Isn't air travel cheap!
April 19, 2010 11:19pm CST
I was planning a trip next month so, as flying might not be an option, I studied the relative costs of train and bus travel. I plan to go from Athens, Greece to London, U.K. Not a long trip by air but a little formidable by bus and not so easy by train. Greece is of course in the wrong place! You either have to cross the sea to Italy or go by the Balkans - which takes you out of EU territory. Yep, all those countries that were part of Yugoslavia are now requiring visas. So a detour east through Bulgaria and Romania is necessary. First train travel! Well, train and ferry if we go west. Starting off by bus to Patra because the railway lines are being relaid. Ferry to Italy, then find your way to London as best you can. Lots of routes, lots of confusion. Lots of trains that do not accept the cheap railcards! How about east? Yes, straight forward, even interesting if you like a night time trip through Transylvania! But four days if you are lucky on trains that do not even have a buffet car. Cost? Well over 300 euros not including food and drink. Bus must be cheaper you think? Well, the days of the magic bus are long gone. No Athens - London bus today.

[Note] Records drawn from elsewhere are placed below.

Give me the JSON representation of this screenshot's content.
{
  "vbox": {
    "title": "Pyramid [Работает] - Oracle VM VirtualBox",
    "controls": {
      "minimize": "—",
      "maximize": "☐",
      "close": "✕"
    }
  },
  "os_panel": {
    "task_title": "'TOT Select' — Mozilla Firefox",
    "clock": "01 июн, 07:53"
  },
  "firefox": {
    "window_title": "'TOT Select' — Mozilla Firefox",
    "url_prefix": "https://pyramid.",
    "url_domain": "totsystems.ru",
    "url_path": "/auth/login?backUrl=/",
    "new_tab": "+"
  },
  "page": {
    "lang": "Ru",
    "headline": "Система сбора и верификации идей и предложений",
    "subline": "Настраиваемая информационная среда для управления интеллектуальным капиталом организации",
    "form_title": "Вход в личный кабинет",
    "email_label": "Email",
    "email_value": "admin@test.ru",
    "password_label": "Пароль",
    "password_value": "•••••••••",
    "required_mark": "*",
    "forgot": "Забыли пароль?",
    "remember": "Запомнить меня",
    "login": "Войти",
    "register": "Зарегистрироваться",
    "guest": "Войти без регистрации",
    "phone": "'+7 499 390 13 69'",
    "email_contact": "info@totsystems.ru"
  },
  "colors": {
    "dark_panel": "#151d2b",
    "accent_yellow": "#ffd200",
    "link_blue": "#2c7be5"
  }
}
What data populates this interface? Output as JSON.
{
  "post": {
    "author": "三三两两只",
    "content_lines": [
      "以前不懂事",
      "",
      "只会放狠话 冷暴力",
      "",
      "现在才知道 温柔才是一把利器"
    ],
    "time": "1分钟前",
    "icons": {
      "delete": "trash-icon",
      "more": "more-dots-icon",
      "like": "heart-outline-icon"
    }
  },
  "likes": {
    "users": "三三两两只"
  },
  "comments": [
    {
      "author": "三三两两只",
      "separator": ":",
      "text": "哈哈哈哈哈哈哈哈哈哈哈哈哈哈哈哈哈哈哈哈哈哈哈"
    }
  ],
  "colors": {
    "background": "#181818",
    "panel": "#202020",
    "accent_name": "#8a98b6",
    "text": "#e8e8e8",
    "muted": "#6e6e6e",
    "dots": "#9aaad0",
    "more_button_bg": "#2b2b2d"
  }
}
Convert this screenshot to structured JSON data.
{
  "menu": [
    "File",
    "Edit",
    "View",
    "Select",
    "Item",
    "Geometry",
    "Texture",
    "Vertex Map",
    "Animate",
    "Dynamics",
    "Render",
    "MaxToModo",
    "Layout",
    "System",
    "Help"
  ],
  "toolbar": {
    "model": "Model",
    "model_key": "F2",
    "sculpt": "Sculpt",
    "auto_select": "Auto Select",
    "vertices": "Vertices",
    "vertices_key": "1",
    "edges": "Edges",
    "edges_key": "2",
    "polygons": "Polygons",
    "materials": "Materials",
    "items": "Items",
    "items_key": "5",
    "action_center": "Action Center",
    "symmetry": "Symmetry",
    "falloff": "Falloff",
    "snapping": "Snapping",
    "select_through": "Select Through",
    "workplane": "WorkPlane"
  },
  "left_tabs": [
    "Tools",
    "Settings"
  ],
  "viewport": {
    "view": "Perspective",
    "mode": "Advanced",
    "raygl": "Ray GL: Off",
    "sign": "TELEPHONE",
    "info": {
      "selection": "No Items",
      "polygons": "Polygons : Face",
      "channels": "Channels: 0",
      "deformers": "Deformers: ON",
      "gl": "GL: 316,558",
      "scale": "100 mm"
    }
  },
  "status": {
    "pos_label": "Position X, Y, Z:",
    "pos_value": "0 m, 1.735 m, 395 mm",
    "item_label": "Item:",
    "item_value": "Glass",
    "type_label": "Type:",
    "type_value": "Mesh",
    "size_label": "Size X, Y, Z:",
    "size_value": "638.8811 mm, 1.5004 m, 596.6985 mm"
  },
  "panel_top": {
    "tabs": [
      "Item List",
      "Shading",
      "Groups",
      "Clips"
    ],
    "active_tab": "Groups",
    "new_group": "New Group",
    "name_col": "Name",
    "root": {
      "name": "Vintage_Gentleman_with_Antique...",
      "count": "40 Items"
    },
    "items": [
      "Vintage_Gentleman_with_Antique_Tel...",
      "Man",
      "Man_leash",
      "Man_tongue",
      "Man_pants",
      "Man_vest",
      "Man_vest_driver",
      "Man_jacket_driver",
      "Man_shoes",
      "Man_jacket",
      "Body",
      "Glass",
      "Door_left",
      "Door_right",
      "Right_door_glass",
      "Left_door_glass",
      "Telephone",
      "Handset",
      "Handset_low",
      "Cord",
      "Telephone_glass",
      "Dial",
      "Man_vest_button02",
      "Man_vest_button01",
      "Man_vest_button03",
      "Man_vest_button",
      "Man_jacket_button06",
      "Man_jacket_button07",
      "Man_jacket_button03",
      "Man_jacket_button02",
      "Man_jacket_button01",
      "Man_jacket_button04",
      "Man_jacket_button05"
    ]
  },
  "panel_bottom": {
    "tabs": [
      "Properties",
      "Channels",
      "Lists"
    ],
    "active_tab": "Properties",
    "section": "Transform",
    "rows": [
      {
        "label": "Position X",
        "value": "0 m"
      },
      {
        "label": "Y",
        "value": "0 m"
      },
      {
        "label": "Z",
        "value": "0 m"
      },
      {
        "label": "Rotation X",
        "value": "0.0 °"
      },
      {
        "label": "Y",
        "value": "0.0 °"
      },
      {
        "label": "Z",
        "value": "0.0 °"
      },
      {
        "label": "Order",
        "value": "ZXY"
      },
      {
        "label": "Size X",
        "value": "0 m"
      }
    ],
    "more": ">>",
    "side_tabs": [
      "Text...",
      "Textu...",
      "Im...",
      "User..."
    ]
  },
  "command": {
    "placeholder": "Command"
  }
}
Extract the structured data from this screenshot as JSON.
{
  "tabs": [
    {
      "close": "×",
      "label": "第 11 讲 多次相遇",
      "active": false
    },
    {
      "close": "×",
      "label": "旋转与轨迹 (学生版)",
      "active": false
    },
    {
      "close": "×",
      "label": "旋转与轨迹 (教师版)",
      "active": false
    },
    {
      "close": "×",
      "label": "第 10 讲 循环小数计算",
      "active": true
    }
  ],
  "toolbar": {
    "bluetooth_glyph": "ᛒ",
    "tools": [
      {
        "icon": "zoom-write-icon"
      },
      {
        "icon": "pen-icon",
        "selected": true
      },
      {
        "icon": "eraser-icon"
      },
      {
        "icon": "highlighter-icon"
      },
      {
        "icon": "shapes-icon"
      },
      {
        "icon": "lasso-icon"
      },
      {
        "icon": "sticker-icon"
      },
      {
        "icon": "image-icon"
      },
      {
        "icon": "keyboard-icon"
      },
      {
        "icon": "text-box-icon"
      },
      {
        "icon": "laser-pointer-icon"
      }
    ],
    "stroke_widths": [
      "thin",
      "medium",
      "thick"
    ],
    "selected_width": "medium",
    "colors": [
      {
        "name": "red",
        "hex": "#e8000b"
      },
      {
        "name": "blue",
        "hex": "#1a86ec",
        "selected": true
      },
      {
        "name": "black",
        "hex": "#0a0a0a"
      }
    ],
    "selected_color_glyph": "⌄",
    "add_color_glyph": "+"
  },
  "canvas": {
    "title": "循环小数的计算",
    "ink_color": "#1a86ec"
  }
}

Eurobus and similar companies don't get as far as Greece, so lots of little hops are required or go via Poland. Prices, as far as I can estimate (it is difficult to get an exact route let alone a fare), would be around 230 euros. Again, not including food and drink for at least two whole days. So, back to air travel. Here a scheduled flight on a good Greek carrier (Not the National carrier please!) can be as low as 130 euros. A budget airline from the UK can range between 65 and 80 euros depending when you travel. I'm not sure if that includes all the taxes, but it sure beats the train and bus! Yes, flying is cheap. I just hope we will be able to fly at will again soon. Your comments please.
• United Kingdom
20 Apr 10
It is possible for people that have lived in any European country for more than six months to buy an Inter Rail pass. If going on a long journey across Europe for up to one month buying such a pass would give a saving on the normal fares. I have a British passport. I am able to visit many countries in Eastern Europe without needing a visa. So if I wished to go to Athens I would do this journey: London to Brussels on Eurostar Brussels to Vienna by train in a couchette overnight Vienna to Budapest by train Budapest to Bucharest by train Bucharest to Istanbul by train Istanbul to Athens by train Going home I could do this journey: Athens to Bari by ferry Bari to Rome by train Rome to Nice by train Nice to Paris by train Paris to London on Eurostar I would pay for a one month Inter Rail pass. When you need a visa it adds to the cost of the trip. Going by train would take up to a week and going by plane took me three and a half hours from London to Athens in 1987. It is such a shame that it isn't possible to fly on a plane at the moment due to the volcanic activity. I have booked a flight to Canada for June. By sea would be the only other option and the cost would be way too high. It would take me weeks to get out there. Flying is the most practical way.
• United States
20 Apr 10
I should correct you in case anyone really does this trip. These rail passes have restrictions that you should know about. First of all you cannot use them on Eurostar! Then, many of the other trains are in fact sleeper only. The price of the couchette or sleeper bunk is collected extra, i.e. not on the rail pass which only covers normal seated travel. Add to this reservation fees which are very necessary towards Greece, and compulsory inside Greece. So, it would actually cost more to use a rail pass.